In much of Europe, late February or early March always brings a week or so of warm, sunny weather that feels more like May. These were the classical Mediterranean world’s ‘halcyon days’, when kingfishers could nest undisturbed by winter storms, thanks to the protection of Zeus. A similar week in autumn is widely known as ‘St Martin’s summer’ after the compassionate saint who divided his cloak with a beggar and whose feast day falls on 11 November. The late winter spell of balmy weather appears to have no such saintly association, yet it is a recognised annual weather phenomenon. Elsewhere in Spain it is un veranillo, in Galicia, un pequeno verán, and here, in the dialect of the area around O Cebreiro, it’s un pequeno vrau: a ‘little summer’, which is regarded as very much its own season, just as England’s ‘midwinter-spring’ was to T.S. Eliot.

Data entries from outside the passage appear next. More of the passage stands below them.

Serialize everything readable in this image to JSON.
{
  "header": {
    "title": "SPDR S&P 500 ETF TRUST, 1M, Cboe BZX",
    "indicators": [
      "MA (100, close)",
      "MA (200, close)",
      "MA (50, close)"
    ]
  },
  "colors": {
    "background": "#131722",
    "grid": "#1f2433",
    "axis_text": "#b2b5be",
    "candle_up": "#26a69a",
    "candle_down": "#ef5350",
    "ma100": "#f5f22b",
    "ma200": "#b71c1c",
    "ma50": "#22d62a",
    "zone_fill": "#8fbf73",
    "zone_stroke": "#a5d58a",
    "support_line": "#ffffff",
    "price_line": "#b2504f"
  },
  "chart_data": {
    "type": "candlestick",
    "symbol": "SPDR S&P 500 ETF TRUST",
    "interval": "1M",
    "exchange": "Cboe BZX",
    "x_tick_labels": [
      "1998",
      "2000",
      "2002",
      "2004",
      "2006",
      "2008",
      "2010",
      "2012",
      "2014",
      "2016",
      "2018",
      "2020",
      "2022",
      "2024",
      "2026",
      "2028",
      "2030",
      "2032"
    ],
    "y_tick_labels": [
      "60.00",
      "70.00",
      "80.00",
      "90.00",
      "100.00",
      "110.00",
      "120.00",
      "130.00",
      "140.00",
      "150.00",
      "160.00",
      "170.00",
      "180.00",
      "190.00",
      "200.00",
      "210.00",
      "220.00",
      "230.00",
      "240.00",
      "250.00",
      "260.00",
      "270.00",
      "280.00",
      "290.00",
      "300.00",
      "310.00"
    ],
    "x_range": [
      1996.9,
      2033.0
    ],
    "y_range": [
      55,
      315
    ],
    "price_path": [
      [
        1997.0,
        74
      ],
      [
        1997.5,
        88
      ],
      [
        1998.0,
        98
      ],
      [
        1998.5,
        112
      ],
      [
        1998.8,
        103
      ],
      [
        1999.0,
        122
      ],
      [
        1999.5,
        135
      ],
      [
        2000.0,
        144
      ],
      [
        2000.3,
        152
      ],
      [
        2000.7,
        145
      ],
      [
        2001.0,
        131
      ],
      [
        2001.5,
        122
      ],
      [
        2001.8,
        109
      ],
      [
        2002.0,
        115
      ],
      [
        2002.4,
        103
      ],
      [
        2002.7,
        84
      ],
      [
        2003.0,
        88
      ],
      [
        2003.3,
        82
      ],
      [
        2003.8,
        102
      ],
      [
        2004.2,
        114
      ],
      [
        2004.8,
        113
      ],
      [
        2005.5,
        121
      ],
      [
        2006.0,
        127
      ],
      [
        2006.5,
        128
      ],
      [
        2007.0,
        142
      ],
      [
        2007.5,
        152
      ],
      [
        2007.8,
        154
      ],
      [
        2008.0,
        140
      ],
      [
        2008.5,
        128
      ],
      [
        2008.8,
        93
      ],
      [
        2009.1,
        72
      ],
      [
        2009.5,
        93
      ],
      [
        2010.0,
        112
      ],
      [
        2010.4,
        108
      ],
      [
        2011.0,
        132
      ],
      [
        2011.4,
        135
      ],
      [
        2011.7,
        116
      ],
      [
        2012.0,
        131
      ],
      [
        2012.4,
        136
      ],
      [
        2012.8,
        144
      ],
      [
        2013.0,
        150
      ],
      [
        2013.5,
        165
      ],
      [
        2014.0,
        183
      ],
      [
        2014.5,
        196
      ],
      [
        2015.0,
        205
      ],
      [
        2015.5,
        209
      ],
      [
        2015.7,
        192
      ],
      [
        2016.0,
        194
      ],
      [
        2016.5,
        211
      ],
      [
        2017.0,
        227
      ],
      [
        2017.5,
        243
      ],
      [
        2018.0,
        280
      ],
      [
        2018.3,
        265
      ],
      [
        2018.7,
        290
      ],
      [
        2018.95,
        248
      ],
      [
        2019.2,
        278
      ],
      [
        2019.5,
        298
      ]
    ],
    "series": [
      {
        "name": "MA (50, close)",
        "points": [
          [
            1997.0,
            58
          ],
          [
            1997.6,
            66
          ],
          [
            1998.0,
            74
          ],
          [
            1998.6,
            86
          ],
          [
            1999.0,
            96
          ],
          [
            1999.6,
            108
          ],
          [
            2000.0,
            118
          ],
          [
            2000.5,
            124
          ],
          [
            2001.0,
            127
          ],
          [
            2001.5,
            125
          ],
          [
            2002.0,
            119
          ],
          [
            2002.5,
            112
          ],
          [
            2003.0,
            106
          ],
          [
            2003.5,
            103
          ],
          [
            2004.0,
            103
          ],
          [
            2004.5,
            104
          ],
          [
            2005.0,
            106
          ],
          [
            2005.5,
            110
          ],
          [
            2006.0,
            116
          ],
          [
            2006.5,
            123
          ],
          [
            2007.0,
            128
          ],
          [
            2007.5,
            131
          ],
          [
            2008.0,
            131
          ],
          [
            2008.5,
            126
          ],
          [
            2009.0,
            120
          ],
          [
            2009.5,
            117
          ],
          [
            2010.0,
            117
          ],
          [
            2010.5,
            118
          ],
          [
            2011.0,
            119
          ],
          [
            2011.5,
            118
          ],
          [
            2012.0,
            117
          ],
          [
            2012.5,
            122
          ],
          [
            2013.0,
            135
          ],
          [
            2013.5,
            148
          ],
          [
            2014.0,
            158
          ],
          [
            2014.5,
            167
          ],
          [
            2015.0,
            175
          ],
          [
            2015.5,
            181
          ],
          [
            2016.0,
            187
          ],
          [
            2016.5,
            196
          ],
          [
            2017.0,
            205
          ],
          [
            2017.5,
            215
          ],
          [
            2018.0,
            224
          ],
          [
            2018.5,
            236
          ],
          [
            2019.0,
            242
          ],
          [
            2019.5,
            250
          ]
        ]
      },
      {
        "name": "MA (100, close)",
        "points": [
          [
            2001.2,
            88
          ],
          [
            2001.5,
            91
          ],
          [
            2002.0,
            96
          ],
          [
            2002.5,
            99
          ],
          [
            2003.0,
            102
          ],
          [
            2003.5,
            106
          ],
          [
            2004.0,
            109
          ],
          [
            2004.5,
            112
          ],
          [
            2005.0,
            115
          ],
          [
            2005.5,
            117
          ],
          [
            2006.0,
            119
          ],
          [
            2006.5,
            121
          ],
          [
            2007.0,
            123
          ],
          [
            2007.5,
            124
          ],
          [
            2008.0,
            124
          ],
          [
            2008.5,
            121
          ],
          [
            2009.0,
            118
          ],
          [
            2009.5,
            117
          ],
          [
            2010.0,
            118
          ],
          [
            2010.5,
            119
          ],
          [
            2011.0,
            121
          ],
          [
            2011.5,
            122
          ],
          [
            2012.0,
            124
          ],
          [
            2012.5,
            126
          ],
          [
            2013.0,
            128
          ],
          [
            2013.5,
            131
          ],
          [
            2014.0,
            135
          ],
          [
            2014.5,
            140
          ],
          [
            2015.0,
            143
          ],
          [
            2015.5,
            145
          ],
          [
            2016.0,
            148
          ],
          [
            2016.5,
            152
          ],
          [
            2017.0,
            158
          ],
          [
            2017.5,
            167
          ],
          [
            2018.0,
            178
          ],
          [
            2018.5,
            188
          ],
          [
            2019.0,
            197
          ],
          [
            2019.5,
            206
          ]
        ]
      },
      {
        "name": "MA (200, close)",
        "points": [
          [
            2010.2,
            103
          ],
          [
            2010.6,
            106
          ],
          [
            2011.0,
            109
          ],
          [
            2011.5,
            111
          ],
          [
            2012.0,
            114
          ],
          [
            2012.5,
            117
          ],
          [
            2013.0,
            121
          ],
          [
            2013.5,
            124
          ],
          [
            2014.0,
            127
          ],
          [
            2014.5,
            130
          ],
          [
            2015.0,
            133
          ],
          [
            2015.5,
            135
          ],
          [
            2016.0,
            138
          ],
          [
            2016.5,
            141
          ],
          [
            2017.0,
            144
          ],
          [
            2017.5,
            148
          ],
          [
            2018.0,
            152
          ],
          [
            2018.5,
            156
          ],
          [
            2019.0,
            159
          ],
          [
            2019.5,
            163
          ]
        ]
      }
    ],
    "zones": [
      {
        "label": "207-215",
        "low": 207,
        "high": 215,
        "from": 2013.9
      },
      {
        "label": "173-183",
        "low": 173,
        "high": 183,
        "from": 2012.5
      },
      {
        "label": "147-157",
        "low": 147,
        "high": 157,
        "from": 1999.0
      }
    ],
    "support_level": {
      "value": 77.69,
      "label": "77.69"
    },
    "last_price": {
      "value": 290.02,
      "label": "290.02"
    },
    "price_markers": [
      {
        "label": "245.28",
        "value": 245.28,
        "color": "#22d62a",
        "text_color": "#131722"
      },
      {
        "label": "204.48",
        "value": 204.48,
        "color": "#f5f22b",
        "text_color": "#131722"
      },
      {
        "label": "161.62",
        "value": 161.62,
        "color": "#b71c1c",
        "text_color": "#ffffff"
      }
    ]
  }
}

There is a sudden sense that new life is stirring. Even as the snow melts under a cloudless sky, green hellebores nod in the cold wind and the first tiny wild daffodils emerge along the roadsides. Magpies wage noisy, cackling love and war (and yet again I ask myself how anyone, even a medieval Galician king, could name a daughter ‘Urraca’ in homage to this raucous bird). More pleasing to the ear is the rush of water along the irrigation channel that runs through La Laguna. The water comes from a pure mountain spring that has never been known to fail, and the system by which my neighbours divert it to their respective fields on specific days of the week, using only a simple hoe, dates from time immemorial.

Opening the sluices to let this snowmelt-laden channel enrich the slopes is only one of the tasks proper to the pequeno vrau. Tractors rumble past, dragging tanks of fertilising purín (cow urine) that will be tipped down the hillsides in a precipitous gush. Stalls are cleared and manure spread. After weeks in the barn, cattle are turned out to pasture and gallop past my house, jumping and frolicking like children let out of school – a surprising and comical sight for those who’ve never considered that cows might have a sense of fun. The hamlet’s low granite walls are suddenly warm enough for us to bask on, like lizards. The shouted greeting now is ‘Warmer out than in, eh?’, since our stone houses hold the chill of winter and our otherwise faithful chimneys smoke us out. For the length of the vrau, we fling open our doors each morning to let in the warmth.

Then, as quickly as they came, the halcyon days are over and March turns its back on the promptings of spring.  In a rough year, the Atlantic gales return, tearing slates from roofs and forcing us indoors to stoke up our woodstoves. They retreat, finally, in the face of the greater force that is spring itself. This time it’s for real, casting the famous ‘green haze’ over the landscape, and decking the wild plum and cherry trees with blossom as far as the eye can see.